Thursday, June 28, 2012

Part-Time Farmers and Price Supports

The rapid increase in wages and migration of workers to urban employment has made part-time farming the predominant mode of farm production in China. Journalists are calling it the "sideline-ization" of grain production (种粮副业化) which refers to the traditional classification of farming activities: planting grain was the main activity while commodities like vegetables and pigs were "sidelines." Now grain has become a "sideline" activity that is not very important to family income and gets accordingly little attention or priority from rural families.

A reporter who interviewed farmers in Anhui, Henan, and Hubei Provinces after the wheat harvest found that the part-time farming phenomenon is changing the way farmers sell their wheat. Farmers' time is too valuable to dry, transport and store their wheat. Instead, farmers now like to sell their wheat as soon as they harvest it to traders and brokers who come to the fields.

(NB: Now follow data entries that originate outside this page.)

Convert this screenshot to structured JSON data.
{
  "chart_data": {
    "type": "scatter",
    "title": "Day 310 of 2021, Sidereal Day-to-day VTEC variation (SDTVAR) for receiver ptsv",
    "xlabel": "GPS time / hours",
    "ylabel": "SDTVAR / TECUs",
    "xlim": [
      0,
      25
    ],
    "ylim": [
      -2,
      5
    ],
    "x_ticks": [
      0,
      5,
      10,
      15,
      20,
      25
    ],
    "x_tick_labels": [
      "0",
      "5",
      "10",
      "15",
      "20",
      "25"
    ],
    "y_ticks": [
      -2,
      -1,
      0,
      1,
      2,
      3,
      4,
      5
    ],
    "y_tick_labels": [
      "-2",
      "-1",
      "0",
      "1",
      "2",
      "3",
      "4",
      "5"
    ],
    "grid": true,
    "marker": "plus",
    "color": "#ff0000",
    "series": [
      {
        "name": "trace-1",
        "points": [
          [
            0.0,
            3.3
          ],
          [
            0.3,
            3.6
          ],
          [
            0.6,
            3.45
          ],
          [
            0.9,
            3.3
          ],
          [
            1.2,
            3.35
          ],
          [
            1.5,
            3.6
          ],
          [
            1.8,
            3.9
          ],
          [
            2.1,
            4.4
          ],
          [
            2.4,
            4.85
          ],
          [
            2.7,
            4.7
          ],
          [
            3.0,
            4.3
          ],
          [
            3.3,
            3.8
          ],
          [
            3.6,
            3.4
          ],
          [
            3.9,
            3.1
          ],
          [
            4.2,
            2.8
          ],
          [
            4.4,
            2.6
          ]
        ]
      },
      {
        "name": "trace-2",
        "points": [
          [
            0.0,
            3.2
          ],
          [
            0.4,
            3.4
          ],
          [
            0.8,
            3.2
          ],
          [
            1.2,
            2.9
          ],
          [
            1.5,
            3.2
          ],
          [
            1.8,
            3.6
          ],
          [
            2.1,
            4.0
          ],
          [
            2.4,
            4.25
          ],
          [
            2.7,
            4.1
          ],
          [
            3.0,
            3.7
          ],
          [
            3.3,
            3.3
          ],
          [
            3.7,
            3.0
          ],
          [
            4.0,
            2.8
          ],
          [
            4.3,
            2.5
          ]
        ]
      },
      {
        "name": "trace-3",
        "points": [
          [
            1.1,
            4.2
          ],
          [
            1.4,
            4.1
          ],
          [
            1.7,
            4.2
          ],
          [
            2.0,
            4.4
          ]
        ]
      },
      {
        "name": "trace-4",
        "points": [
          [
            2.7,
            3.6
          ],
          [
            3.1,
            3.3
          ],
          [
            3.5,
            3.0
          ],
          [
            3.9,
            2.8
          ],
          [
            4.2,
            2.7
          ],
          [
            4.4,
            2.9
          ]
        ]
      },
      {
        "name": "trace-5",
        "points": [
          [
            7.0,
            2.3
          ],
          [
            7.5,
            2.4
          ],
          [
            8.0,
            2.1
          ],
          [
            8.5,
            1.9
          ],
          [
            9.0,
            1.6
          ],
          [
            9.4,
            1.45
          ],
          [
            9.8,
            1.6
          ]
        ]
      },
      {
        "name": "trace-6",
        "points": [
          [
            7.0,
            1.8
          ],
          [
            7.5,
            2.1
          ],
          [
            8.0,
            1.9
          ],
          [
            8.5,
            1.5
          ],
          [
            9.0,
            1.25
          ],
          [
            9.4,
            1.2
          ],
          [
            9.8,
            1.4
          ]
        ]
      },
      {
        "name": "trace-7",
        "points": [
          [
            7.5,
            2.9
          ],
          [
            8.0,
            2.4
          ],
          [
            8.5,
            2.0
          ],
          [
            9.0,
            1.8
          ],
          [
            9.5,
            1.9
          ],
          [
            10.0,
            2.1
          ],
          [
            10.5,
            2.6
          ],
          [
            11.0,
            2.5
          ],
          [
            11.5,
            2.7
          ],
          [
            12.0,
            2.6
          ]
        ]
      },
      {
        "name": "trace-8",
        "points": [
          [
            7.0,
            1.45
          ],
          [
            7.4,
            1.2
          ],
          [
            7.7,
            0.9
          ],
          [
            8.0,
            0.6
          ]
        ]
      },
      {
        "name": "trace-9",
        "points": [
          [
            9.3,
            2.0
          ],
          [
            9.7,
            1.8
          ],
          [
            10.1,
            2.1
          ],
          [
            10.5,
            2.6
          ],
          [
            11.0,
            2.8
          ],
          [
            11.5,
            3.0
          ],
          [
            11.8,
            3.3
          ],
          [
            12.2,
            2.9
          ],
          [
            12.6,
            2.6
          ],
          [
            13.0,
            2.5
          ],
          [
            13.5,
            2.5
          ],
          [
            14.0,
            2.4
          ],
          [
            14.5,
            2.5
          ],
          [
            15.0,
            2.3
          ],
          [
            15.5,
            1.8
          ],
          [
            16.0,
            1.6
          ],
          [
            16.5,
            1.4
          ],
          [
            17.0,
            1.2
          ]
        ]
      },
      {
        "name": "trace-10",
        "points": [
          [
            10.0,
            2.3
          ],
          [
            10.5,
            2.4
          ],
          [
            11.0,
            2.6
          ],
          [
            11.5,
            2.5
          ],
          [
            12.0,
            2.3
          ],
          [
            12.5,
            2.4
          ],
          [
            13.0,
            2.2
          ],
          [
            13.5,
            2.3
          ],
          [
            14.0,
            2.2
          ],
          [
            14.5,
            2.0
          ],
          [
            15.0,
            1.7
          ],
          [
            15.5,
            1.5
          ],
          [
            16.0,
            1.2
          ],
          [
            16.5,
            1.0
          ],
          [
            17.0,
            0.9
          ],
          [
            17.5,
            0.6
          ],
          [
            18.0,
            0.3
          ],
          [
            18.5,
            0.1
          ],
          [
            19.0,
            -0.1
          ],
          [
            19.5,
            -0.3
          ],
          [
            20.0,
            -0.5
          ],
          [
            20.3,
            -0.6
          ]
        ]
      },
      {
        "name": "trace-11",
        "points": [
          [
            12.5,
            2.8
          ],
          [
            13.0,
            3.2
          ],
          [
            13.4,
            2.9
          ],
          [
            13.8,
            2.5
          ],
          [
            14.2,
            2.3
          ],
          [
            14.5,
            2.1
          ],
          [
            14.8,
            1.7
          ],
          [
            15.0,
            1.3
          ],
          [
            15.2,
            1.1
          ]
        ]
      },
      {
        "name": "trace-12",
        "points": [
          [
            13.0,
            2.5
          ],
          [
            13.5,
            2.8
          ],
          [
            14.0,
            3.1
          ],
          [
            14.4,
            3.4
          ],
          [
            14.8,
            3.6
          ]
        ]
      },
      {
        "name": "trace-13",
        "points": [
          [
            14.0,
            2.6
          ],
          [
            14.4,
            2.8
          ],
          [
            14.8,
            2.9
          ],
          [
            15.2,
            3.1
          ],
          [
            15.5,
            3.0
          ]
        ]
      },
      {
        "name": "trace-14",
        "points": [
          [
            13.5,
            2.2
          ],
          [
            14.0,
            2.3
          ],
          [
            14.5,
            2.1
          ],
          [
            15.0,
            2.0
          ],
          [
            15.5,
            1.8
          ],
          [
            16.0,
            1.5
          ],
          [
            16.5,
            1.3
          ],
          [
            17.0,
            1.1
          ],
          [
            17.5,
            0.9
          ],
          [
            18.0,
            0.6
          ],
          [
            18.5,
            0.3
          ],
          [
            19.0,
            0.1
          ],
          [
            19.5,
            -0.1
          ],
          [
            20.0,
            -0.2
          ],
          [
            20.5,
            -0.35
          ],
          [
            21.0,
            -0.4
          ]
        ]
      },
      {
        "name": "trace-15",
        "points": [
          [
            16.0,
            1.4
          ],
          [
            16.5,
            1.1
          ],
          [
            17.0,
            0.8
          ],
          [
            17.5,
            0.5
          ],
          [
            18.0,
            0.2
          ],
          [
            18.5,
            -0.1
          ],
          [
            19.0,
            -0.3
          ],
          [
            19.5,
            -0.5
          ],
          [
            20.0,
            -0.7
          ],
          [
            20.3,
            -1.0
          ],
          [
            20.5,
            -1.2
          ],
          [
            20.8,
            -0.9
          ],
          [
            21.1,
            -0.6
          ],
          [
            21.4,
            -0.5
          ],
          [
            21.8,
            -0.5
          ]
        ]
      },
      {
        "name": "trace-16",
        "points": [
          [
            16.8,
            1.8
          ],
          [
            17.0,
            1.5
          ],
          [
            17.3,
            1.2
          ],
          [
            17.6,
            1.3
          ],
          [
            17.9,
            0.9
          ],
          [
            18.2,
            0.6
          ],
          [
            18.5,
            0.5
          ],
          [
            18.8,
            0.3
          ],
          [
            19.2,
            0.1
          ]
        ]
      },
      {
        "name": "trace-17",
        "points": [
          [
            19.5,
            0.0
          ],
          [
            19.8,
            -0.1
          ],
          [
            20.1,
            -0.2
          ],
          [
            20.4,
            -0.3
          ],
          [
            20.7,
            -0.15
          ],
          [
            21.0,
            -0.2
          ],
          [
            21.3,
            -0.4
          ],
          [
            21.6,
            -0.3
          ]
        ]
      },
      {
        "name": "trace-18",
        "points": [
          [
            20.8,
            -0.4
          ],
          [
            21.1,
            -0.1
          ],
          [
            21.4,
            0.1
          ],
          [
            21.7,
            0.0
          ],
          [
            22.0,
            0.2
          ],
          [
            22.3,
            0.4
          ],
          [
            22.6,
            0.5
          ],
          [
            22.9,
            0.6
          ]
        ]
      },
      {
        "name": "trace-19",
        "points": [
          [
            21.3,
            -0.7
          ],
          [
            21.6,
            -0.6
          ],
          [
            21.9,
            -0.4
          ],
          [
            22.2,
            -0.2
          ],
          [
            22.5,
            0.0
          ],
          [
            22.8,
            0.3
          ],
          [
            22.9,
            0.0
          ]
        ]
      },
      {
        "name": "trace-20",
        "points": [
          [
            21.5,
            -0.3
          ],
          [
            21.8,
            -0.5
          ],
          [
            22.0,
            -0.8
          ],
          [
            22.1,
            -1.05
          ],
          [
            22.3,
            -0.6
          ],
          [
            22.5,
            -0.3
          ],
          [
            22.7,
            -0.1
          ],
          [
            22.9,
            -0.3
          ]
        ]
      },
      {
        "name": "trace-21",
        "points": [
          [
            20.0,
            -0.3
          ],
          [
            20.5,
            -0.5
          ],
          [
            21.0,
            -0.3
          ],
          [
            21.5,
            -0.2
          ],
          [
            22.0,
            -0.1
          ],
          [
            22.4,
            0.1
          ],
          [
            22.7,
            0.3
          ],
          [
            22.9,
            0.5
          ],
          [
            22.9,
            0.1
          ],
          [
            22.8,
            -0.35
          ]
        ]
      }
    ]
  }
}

Villager Zheng Hailong recently sold 10,000 jin of grain to a trader at the edge of the field for about 1 yuan per jin. He told the reporter that he gets a low price selling to the trader but he can make the money back by working one day in the city.

Farmer Dong Xueyi says he hasn't sold grain to a purchasing station in several years. Farmers like to sell to traders who come to their door and don't demand high quality. Grain traders said the wheat purchase is like lightning; it's over in a few days. Farmers don't want to take time to dry and thresh their grain. They don't want to keep it for their own consumption either. They sell it all in one go.

Warehouse managers say small farmers rarely sell grain to them. The grain generally passes through the hands of 2 or 3 traders before it reaches a warehouse or mill.

The article says that this new mode of selling grain makes it harder for the government to use its minimum price policy to motivate farmers to plant grain. Most farmers don't sell grain to the grain stations that pay the minimum price and the price is not that big a motivator since grain sales don't contribute that much to family income now.

Farmer Dong says the price paid by private traders this year is .95 yuan/jin while the grain station pays 1.02 yuan (this year's minimum price) and has strict requirements on moisture and foreign matter. Dong says he will get 50 yuan less by selling to the trader but he's happy to do it.

Farmers interviewed in Anhui Province were often unaware of the minimum price and didn't care about the policy. Most farmers say they wouldn't be motivated by a price that's one or two fen higher.